Let's imagine that, each year, patients with controlled diabetes have an 85% chance of staying in that state, a 10% chance of moving to the ESRD state, and a 5% chance of dying. This is obviously a simplification, and it's possible to build Markov models that allow (for example) a chance of death that increases over time (background mortality).

Let's further imagine that, each year, patients with ESRD have a 70% chance of continuing in the ESRD state and a 30% chance of dying.

Patients who have died have a 100% chance of staying dead. Death is thus an "absorbing state" -- a state which, once entered, can not be left.

### Utilities

Imagine that the utility for living with controlled diabetes is 0.95, the utility for ESRD is 0.30, and the utility of death is, by definition, 0.

1. Imagine that we begin with 10,000 patients with controlled diabetes. In one year, how many patients will still have controlled diabetes? How many will have ESRD? How many will have died?
2. How much utility per patient will have been experienced during that year? Remember that each diabetes patient experiences a utility of 0.95 for the year, each ESRD patient experiences a utility of 0.30 for the year, and dead people experience no utility.
3. In 10 years, how many patients do you estimate will be in each state?
4. Future health is often considered to be less valuable than immediate health. This is handled in some models by discounting future utility by some constant rate. For example, if we use a 3% discount rate, the utility of being in any particular state for a year is worth only 97% next year of what it was worth this year, and 94% (= 97% * 97%) in the second year of what it was worth this year. Imagine that after 20 years, without discounting, our patients have experienced an average of 6.3 utility units per patient during those 10 years.
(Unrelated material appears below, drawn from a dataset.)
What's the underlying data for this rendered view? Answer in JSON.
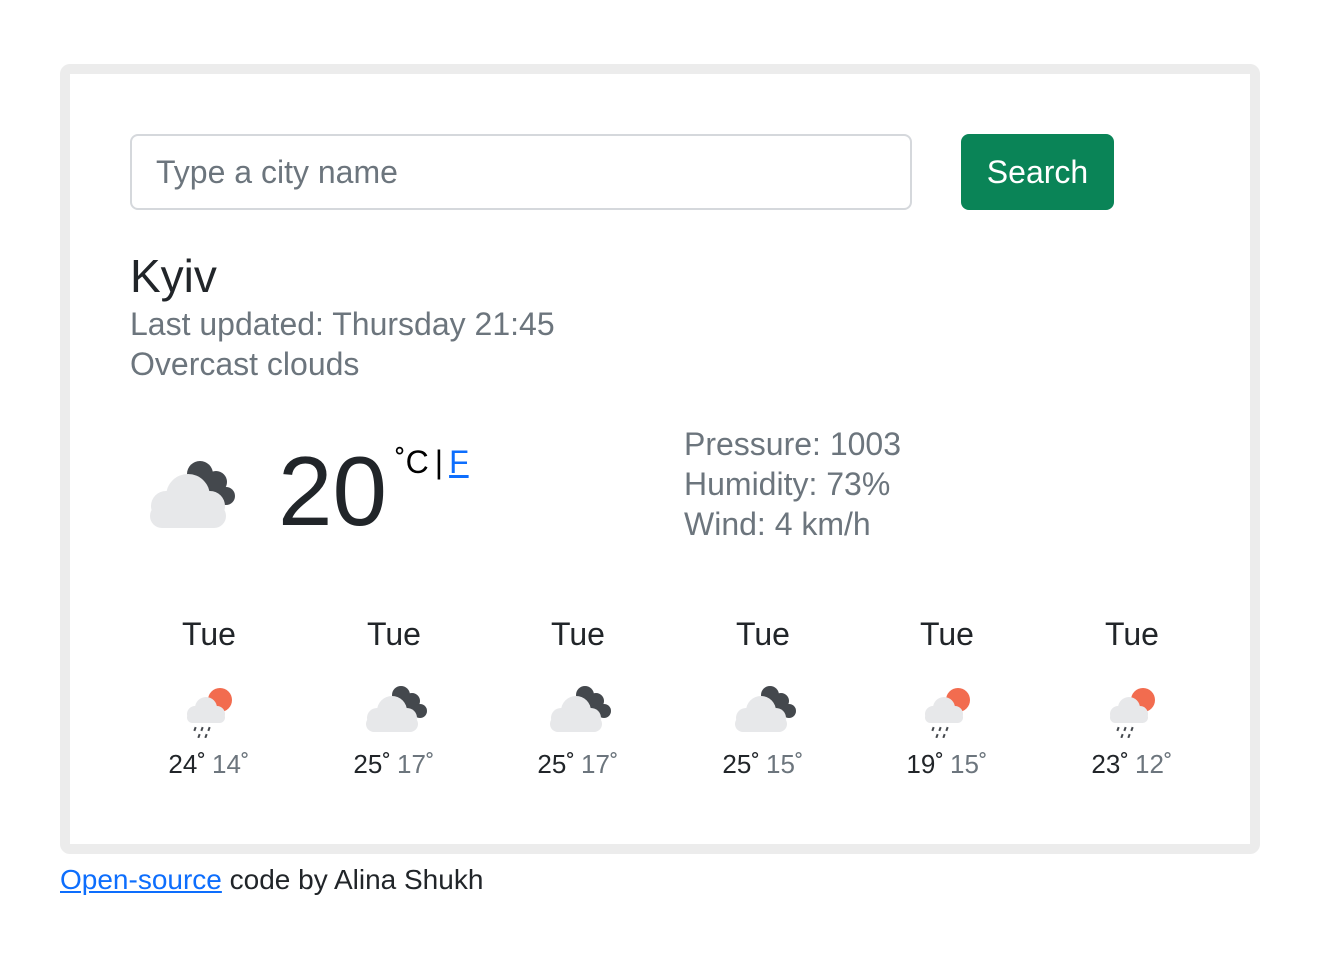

How much would you guess they would have experienced if we were discounting the utilities by 3% per year?
5. How many years will it take before all of the patients are dead?

## Running the model

Now go back and try to answer those questions using an actual simulation of this Markov model with 10,000 patients, which you'll find at this link.

You can use the "Next Cycle" button to step year-by-year through the simulation and see how the patients move from state to state and watch the total experienced utility increase. You can use the "Run to End" button to run the complete simulation until the cycle at which all of the patients would be dead. If you check the "discount utilities" checkbox, the simulation will use a 3% utility discount rate.

Compare your estimates above with what you can learn from running the model. How close were you? What did you find surprising?

Note: If you computed an answer to question 2 above, your answer may not match the model's answer, because the model performs the "half-cycle correction". See the Sonnenberg and Beck article for more detail.